1. HABERLER

  2. HABERLER

  3. 'MEVZUATA AYKIRI, YETKİSİZ DEVİR'
MEVZUATA AYKIRI, YETKİSİZ DEVİR

'MEVZUATA AYKIRI, YETKİSİZ DEVİR'

Meclis Araştırma Komitesi, Doğu Akdeniz İlkokulu, Doğu Akdeniz Koleji ve kreşinin devrini araştırdı, rapora döktü. Raporda 2011'deki devirle ilgili önemli saptamalar var

A+A-

 

Araştırma Komitesi, “şeffaf olmayan, iyi idare ilkelerine uyulmadan, mevzuata aykırı, yetkisiz veya yetki aşılarak devir” kanaatine vardı

RAPORDAN;

• Vakıf Yöneticiler Kurulu ve DAÜ Rektörü yetkilerini, 18/1986 Sayılı Yasa ve bu Yasa altında çıkarılan mevzuattan almadan idari bir işlem gerçekleştirdi,

• Vakıf Yöneticiler Kurulu’nun ekonomik yönetimden yoksun öngörüleri, yanlış idari kararları ve kötü yönetimden dolayı Üniversite Öncesi Eğitim Kurumları’nın mali açıdan zarara uğratıldı,

• DAÜ Yönetimi, yürürlükteki mevzuat gereği Üniversite Öncesi Eğitim Kurumları’nı kapatacağına dair Eğitim Bakanlığı’na ve kamuoyuna bir bildirimde bulunmadı,

• Üniversite Öncesi Eğitim Kurumları’nda eğitim alan öğrencilerin benzeri okullara yerleştirilmesi için herhangi bir önlem alınmadı, süreç gizli tutularak yürütüldü, öğrencilerin benzeri okullara yerleştirilmesi için önlem almak bir yana, üniversite öncesi eğitim alanında beş yıl süreyle faaliyette bulunulmayacağına dair Doğa Okulları ile sözleşme imzalanarak taahhütte bulunuldu,

• Üniversite Öncesi Eğitim Kurumları’nın Doğa Okulları’na devredilmesi çalışanların hakları açısından da olumsuz sonuçlar doğurdu,

• Üniversite Öncesi Eğitim Kurumları’nın devri aşamasında DAİ ve DAK eski çalışanlarının ücret, çalışma koşulları ve sosyal hakları ile ilgili Vakıf Yöneticiler Kurulu tarafından herhangi bir önlem alındı, çalışanların sendikasızlaştırıldı, kazanılmış hakları geriye gitti.

---

8 toplantı, 18 sayfalık rapor:
'UBP'li üyeler reddetti'

• CTP-BG Milletvekilleri Asım Akansoy’la, Tufan Erhürman’ın birlikte sundukları öneri üzerine kurulan araştırma komitesi, gerçekleştirdiği 8 toplantı ile devir sürecini hukuki, sosyal ve ekonomik boyutlarıyla inceleyerek 18 sayfalık raporunu hazırladı.

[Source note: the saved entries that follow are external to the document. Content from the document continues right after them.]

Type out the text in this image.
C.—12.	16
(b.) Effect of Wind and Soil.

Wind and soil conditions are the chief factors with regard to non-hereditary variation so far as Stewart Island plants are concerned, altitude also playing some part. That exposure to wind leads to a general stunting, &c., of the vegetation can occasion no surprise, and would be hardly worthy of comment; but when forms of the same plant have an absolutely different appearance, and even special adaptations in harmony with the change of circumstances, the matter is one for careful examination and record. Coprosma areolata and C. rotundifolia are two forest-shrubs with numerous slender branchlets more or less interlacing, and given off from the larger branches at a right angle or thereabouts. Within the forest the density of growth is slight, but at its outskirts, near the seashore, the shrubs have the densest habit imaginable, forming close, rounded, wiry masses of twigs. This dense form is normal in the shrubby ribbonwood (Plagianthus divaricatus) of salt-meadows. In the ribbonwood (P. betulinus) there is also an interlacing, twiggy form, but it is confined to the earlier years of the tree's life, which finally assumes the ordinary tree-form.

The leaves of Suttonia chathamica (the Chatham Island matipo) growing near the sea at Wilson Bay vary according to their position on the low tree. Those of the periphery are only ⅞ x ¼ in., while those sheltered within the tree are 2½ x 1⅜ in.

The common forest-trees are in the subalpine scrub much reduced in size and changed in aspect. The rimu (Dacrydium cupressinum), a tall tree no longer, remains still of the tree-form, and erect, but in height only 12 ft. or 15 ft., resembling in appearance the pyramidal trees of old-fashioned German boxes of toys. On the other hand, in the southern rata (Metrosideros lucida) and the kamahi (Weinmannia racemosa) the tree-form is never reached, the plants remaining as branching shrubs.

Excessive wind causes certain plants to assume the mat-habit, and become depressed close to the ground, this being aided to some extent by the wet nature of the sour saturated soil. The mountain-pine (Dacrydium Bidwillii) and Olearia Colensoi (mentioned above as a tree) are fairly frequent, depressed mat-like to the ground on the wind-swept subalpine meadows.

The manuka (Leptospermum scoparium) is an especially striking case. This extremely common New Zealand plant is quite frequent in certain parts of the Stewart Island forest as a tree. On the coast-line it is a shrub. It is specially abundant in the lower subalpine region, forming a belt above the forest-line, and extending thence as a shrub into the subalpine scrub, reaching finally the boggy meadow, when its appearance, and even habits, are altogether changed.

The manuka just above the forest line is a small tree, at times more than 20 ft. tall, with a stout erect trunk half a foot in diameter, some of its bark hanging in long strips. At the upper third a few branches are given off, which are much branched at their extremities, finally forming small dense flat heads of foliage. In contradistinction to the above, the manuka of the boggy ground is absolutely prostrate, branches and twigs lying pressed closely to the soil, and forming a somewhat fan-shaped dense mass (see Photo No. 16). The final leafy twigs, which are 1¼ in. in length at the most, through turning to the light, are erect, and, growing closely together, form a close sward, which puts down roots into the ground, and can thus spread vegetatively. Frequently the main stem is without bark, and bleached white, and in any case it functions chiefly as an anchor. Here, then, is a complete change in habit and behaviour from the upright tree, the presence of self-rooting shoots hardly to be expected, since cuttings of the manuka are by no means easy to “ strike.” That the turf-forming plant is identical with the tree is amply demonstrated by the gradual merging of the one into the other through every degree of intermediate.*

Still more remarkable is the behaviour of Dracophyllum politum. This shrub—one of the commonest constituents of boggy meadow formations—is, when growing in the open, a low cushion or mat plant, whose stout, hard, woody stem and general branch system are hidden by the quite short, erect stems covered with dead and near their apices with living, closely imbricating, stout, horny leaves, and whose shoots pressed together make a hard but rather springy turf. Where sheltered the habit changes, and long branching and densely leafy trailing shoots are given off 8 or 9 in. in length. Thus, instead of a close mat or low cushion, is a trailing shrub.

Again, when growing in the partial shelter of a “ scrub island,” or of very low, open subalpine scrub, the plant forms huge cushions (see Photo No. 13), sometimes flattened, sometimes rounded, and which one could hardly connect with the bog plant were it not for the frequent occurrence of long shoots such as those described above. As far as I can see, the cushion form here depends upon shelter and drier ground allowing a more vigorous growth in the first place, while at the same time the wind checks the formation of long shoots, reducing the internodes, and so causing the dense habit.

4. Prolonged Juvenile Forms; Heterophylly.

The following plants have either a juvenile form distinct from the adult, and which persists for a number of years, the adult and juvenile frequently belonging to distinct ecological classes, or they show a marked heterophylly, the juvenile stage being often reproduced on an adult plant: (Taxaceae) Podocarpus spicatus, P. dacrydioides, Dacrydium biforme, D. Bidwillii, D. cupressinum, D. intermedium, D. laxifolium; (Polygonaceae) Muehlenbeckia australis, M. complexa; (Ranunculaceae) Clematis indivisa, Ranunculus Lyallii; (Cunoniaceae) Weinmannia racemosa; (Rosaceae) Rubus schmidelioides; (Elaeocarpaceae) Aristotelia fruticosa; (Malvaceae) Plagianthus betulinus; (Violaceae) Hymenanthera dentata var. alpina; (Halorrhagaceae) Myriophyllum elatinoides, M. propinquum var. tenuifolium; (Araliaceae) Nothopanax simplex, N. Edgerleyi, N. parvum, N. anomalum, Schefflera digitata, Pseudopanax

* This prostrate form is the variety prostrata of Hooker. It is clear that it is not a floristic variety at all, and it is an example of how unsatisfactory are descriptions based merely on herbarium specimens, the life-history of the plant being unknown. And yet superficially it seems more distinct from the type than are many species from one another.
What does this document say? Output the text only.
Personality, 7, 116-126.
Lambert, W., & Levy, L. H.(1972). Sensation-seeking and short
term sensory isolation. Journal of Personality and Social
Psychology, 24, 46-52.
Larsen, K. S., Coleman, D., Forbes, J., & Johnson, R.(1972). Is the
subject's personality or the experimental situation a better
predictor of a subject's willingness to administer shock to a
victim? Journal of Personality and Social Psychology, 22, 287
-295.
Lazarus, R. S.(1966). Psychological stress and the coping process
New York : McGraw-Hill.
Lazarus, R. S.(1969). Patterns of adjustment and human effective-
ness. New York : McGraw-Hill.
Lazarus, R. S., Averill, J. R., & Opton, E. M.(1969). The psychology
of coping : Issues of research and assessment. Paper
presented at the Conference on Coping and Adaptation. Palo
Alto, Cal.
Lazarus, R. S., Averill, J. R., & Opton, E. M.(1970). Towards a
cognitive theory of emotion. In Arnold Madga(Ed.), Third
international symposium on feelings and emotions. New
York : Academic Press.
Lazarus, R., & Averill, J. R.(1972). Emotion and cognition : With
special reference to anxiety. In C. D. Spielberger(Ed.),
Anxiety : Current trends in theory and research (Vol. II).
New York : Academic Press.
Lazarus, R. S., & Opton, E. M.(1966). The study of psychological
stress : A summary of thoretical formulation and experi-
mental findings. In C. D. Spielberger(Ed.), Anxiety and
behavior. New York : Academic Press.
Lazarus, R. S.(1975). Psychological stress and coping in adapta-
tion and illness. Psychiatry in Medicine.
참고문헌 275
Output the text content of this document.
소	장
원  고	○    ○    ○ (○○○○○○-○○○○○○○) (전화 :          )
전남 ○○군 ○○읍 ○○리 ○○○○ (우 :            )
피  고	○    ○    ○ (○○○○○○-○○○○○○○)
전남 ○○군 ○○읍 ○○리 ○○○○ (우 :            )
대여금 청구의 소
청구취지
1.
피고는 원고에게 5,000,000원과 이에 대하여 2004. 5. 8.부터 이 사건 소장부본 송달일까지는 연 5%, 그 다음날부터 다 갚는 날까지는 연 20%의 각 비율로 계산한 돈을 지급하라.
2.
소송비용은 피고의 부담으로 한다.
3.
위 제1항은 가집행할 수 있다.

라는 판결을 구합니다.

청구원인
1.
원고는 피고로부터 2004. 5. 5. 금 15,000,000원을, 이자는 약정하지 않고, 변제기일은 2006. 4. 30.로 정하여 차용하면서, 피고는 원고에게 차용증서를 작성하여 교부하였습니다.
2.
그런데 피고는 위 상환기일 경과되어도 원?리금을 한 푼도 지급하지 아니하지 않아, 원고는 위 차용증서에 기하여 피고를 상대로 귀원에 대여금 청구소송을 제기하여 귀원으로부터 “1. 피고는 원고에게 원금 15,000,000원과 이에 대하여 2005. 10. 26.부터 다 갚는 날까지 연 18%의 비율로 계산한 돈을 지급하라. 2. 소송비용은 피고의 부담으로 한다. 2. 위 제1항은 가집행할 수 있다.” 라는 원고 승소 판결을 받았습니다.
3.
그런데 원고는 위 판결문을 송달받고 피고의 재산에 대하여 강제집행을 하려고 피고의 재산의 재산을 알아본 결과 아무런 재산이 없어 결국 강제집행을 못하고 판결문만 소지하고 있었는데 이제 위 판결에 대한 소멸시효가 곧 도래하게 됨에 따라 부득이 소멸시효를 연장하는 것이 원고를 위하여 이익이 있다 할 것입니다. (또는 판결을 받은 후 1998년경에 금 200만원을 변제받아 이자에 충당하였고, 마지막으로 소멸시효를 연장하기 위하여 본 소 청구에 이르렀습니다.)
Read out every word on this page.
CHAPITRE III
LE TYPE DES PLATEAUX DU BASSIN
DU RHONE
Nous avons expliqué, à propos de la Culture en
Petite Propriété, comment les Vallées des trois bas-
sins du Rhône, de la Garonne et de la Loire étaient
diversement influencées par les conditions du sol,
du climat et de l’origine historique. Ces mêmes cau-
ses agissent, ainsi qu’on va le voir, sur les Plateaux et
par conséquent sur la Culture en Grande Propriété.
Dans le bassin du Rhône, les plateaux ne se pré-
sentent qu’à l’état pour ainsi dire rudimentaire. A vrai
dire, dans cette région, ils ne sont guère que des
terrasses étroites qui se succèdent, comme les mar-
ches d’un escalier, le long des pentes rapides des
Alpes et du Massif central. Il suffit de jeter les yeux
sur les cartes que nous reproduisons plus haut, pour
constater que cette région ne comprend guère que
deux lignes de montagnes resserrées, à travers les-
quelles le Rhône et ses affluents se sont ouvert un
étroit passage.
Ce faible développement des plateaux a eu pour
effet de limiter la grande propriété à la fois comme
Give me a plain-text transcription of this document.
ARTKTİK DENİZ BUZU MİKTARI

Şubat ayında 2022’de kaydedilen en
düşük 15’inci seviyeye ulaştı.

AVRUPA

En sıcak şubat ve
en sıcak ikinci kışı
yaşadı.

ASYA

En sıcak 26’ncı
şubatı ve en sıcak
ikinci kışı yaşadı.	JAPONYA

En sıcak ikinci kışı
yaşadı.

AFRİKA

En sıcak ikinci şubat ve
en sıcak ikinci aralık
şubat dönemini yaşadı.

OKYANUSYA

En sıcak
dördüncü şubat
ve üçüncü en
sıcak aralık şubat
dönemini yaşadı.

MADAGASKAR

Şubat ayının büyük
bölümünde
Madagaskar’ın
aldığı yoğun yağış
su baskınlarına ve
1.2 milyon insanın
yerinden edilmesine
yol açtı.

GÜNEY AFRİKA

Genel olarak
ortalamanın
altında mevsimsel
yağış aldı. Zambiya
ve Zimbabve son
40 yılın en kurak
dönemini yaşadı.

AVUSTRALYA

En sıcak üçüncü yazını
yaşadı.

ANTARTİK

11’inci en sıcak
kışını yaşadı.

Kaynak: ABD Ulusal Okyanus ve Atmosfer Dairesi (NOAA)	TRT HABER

• Komitenin ‘Oyçokluğu’ ile kabul ettiği rapora, komitenin UBP’li üyeleri Dr. Erdal Özcenk ile Dursun Oğuz’un, son toplantıda, konu ile ilgili hukuki görüş istemiyle Başsavcılığın davet edilip dinlenmesi için bir toplantı daha gerçekleştirilmesi taleplerinin reddedildiği gerekçesiyle ret oyu kullandıkları da not edildi.


Meltem SONAY

Cumhuriyet Meclisi, “Doğu Akdeniz Üniversitesine Bağlı Doğu Akdeniz İlkokulu, Doğu Akdeniz Koleji ve Kreşin İşletmesinin Özel Hukuk Tüzel Kişisine Devrinin Araştırılması Hakkında Meclis Araştırma Komitesi, çalışmalarını tamamladı, raporunu yayınladı.

Komite, Üniversite Öncesi Eğitim Kurumlarının kapatılarak Doğa Okullarına devredilmesinin; ‘şeffaf olmayan, iyi idare ilkelerine uyulmadan, mevzuata aykırı, yetkisiz veya yetki aşılarak’ yapıldığı kanaatine vardı’ olduğu kanaatine vardı.

CTP Milletvekili Asım Akansoy’un başkanlık ettiği komitenin ilgili raporunun önümüzdeki Perşembe günkü Meclis birleşiminde, Genel Kurul’da okunması bekleniyor.

UBP’li üyeler ‘RET’ dedi…

CTP-BG Milletvekilleri Asım Akansoy’la, Tufan Erhürman’ın birlikte sundukları öneri üzerine kurulan araştırma komitesi, gerçekleştirdiği 8 toplantı ile devir sürecini hukuki, sosyal ve ekonomik boyutlarıyla inceleyerek 18 sayfalık raporunu hazırladı.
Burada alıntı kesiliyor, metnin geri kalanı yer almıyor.